The right of access to documents held by public authorities and administrations is a civil right which applies to both Swedish citizens and people from other countries.
A document can be described as something that contains information of some kind - for example a letter, minutes of a meeting, an e-mail, or video or tape recordings. Municipal documents can be public or non-public. Non-public document include the internal working notes prepared by a municipal official. Official documents may be classified as public or as confidential. By law, a document is public if it has been received by the municipality, is held by the municipality or has been drawn up by the municipality. All public documents that are not subject to confidentiality are available to the general public, and everyone is entitled to read them.
One of the reasons for confidentiality is to protect private citizens in a social welfare context. The Secrecy Act specifies the kind of information which is to be classified as confidential. This means that the municipality, backed by the law, determines what is to be considered confidential. If you send a letter to the municipality and mark it "secret" , "confidential" or "private", it will not be regarded as privileged information, unless it is covered by the Secrecy Act.
The municipality is required to register, store and file its public documents. They must be maintained in an organized fashion so that they are easy to find. Generally speaking, the municipal senior registry clerk is responsible for noting documents in the official register, which is, itself, normally considered to be a public document.
The law requires that public documents should be provided "with all possible speed". In practice, this means that they should be made available immediately. If you request material by telephone or letter, you should receive the document concerned within two days.
Documents may be read on the premises and then returned. It is also possible to obtain copies. The Municipal Executive Board determines the charge made for copying documents.
Can I get documents by e-mail
The municipality is not obliged to provide access to documents by e-mail.
By law, you are not required to say who you are when you ask for a public document of a general nature, and you do not need to say why you want it. No one has the right to ask you these questions. If you are refused access to a document, the law states that the refusal must be in writing. If you feel that the municipality is wrong, then you can lodge an appeal with the Administrative Court of Appeal. If you feel that it takes too long to produce a document, you can lodge an appeal with the Parliamentary Ombudsman.

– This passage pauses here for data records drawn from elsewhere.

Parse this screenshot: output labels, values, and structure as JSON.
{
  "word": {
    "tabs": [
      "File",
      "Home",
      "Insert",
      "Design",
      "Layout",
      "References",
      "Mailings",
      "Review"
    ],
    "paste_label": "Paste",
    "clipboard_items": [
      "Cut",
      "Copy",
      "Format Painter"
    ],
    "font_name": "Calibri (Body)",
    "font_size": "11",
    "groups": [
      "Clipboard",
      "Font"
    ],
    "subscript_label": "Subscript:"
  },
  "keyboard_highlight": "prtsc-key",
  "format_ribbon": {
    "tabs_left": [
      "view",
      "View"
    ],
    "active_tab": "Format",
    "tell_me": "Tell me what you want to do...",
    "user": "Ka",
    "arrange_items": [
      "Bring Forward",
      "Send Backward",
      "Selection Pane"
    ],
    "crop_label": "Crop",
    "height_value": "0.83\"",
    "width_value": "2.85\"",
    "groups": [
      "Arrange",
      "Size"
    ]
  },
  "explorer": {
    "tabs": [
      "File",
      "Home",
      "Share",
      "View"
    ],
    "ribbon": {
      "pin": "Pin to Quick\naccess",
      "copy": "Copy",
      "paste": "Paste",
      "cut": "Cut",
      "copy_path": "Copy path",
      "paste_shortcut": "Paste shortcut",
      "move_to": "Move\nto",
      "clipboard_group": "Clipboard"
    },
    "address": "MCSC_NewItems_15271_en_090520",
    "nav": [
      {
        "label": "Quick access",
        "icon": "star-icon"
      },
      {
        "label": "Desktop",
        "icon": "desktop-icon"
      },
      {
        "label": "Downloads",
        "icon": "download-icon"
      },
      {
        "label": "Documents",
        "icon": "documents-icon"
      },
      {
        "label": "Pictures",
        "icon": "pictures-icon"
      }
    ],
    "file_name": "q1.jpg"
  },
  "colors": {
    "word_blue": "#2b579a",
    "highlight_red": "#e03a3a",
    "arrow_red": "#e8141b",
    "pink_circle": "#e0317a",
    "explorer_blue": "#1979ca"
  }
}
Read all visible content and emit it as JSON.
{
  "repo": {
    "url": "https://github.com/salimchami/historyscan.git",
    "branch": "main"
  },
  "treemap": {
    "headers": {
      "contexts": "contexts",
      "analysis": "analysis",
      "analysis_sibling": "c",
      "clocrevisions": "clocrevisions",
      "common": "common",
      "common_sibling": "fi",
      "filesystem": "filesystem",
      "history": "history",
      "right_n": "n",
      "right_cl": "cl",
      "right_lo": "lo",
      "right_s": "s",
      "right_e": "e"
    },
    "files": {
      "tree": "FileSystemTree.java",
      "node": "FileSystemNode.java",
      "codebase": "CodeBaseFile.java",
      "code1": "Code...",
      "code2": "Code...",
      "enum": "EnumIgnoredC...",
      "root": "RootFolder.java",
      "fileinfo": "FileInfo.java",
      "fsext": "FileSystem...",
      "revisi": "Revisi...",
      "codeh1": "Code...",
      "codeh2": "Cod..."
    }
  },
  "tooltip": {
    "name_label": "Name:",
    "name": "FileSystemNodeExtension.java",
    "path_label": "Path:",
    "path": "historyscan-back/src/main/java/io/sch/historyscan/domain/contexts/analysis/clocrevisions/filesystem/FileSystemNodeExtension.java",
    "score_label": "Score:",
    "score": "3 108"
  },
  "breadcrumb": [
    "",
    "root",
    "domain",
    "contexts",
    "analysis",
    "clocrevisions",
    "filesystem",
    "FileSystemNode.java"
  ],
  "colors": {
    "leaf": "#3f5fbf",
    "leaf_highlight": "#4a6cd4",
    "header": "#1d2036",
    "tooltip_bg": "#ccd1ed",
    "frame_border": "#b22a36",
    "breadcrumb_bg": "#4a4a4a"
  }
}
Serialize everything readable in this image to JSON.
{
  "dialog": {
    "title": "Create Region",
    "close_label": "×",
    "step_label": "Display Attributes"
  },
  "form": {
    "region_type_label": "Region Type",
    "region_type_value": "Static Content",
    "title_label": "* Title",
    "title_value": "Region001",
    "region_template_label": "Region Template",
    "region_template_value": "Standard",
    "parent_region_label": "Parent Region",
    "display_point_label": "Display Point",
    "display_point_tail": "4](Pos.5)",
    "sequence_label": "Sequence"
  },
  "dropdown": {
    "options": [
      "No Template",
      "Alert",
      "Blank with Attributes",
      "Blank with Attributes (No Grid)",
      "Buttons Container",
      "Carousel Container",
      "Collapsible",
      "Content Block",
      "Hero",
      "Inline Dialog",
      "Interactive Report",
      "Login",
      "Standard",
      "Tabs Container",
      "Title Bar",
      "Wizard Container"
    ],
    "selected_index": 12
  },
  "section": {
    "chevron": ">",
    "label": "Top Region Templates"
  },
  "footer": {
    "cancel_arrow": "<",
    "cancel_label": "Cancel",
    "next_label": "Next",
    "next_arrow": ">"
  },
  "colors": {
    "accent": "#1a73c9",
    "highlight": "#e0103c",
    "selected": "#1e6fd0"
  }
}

All your correspondence with the municipality will be public - for example letters, faxes, e-mails - and can be read by others. You cannot evade the principle of access to public documents by sending a letter about a municipal matter to a municipal official or a member of the Municipal Council at their home address. They are, in fact, obliged to ensure that the letter is registered by the senior registry clerk.
The Personal Data Act (PuL) is designed to protect individuals against infringement of their personal integrity in connection with the processing of personal information. All municipal committees are responsible for ensuring that personal data is treated in an appropriate manner.